Exploring Shading Algorithms through Ray Tracing

JavaOpenGLsource code

Ray tracing has long stood as one of the most principled approaches to rendering, precisely because it models light transport in a way that is both mathematically grounded and (in my opinion) conceptually elegant. My primary aim in implementing these was to develop a working understanding of several shading algorithms, as well as create find the satisfaction of creating fun images. :)

All images presented here were generated with 160 samples per pixel, which balances image quality with computational tractability.

Ambient Occlusion

Ambient occlusion is often introduced as a baseline shading model. It does not attempt to simulate global light transport, but instead estimates the relative accessibility of a point on a surface to ambient light. The algorithm proceeds by sampling rays in a hemisphere oriented around the surface normal and determining whether they intersect other geometry. Points with more blocked rays appear darker; those with fewer appear lighter.

This yields images that highlight crevices and occluded regions, producing a sense of depth and structure even in the absence of direct light sources. While not physically accurate, it is computationally inexpensive and serves as a useful starting point for understanding how stochastic sampling can capture subtle spatial effects.

Direct Illumination

The next step was to extend the renderer to account explicitly for direct illumination using Monte Carlo sampling. Here, rays are traced from the camera into the scene, and at the first surface intersection, secondary rays are sampled toward the light sources. The contribution of each light is weighted according to the bidirectional reflectance distribution function (BRDF) and the visibility term (i.e., whether the light is occluded).

This method captures shadows and shading that are more faithful to physical reality than ambient occlusion, but it is still limited.

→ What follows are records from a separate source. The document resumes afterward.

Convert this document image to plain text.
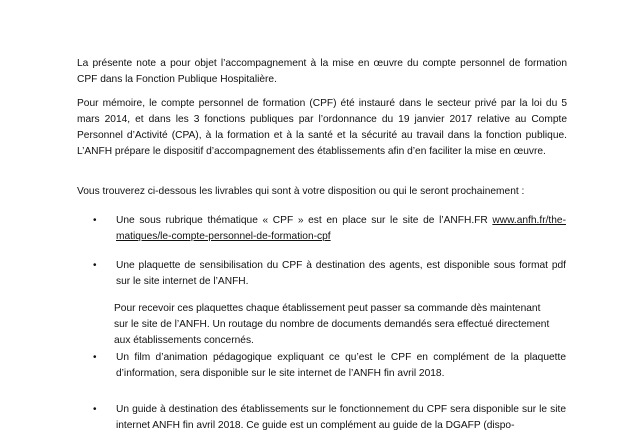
La présente note a pour objet l’accompagnement à la mise en œuvre du compte personnel de formation CPF dans la Fonction Publique Hospitalière.
Pour mémoire, le compte personnel de formation (CPF) été instauré dans le secteur privé par la loi du 5 mars 2014, et dans les 3 fonctions publiques par l’ordonnance du 19 janvier 2017 relative au Compte Personnel d’Activité (CPA), à la formation et à la santé et la sécurité au travail dans la fonction publique. L’ANFH prépare le dispositif d’accompagnement des établissements afin d’en faciliter la mise en œuvre.
Vous trouverez ci-dessous les livrables qui sont à votre disposition ou qui le seront prochainement :
• Une sous rubrique thématique « CPF » est en place sur le site de l’ANFH.FR www.anfh.fr/the-matiques/le-compte-personnel-de-formation-cpf
• Une plaquette de sensibilisation du CPF à destination des agents, est disponible sous format pdf sur le site internet de l’ANFH.
Pour recevoir ces plaquettes chaque établissement peut passer sa commande dès maintenant sur le site de l’ANFH. Un routage du nombre de documents demandés sera effectué directement aux établissements concernés.
• Un film d’animation pédagogique expliquant ce qu’est le CPF en complément de la plaquette d’information, sera disponible sur le site internet de l’ANFH fin avril 2018.
• Un guide à destination des établissements sur le fonctionnement du CPF sera disponible sur le site internet ANFH fin avril 2018. Ce guide est un complément au guide de la DGAFP (dispo-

Because only direct light paths are considered, interreflections and indirect light transport are absent. Nonetheless, it illustrates clearly how Monte Carlo integration can be applied to rendering and how sample count directly impacts noise and convergence.

Global Illumination

To capture the contribution of indirect lighting, I implemented a recursive global illumination algorithm. At each surface intersection, rays are stochastically sampled according to the surface BRDF, and their contributions are accumulated. In practice, this amounts to tracing light paths that may bounce multiple times before reaching a light source.

The recursion terminates at a fixed maximum depth—in this case, five bounces. This choice represents a compromise: allowing sufficient depth to capture multiple interreflections while preventing exponential growth in computation time. Even with this constraint, the results illustrate a qualitative leap: diffuse color bleeding, soft interreflections, and a much greater sense of realism.

Global Illumination with Russian Roulette

One limitation of the fixed-depth approach is that it treats all paths equally, regardless of their actual contribution to the final image. Rays that continue bouncing may in fact add negligible energy, yet they consume computation. To address this, I implemented Russian Roulette path termination.

With this method, at each bounce a ray is terminated probabilistically based on a survival probability (here, 0.25). Paths that are terminated contribute nothing further, while those that survive have their contributions scaled appropriately to maintain unbiasedness. This reduces wasted computation and better aligns the algorithm with Monte Carlo principles, since expected contribution rather than deterministic depth governs continuation.

Some Thoughts

Noise and convergence: Increasing sample counts improves image quality, but diminishing returns set in quickly. Understanding variance reduction is essential to making Monte Carlo methods practical. Termination strategies: Comparing hard cut-offs to Russian Roulette illustrated how algorithmic choices can directly influence both efficiency (obviously) and realism (less obvious).

Implementing these renderers sequentially revealed to me how successive algorithmic refinements bring rendered images closer to physical plausibility. Each method carries trade-offs between complexity, computational demand, and visual fidelity, and seeing those differences manifest in my implementations was nice to see and definitely deepened my appreciation for both the mathematical underpinnings and the practical challenges of photorealistic rendering.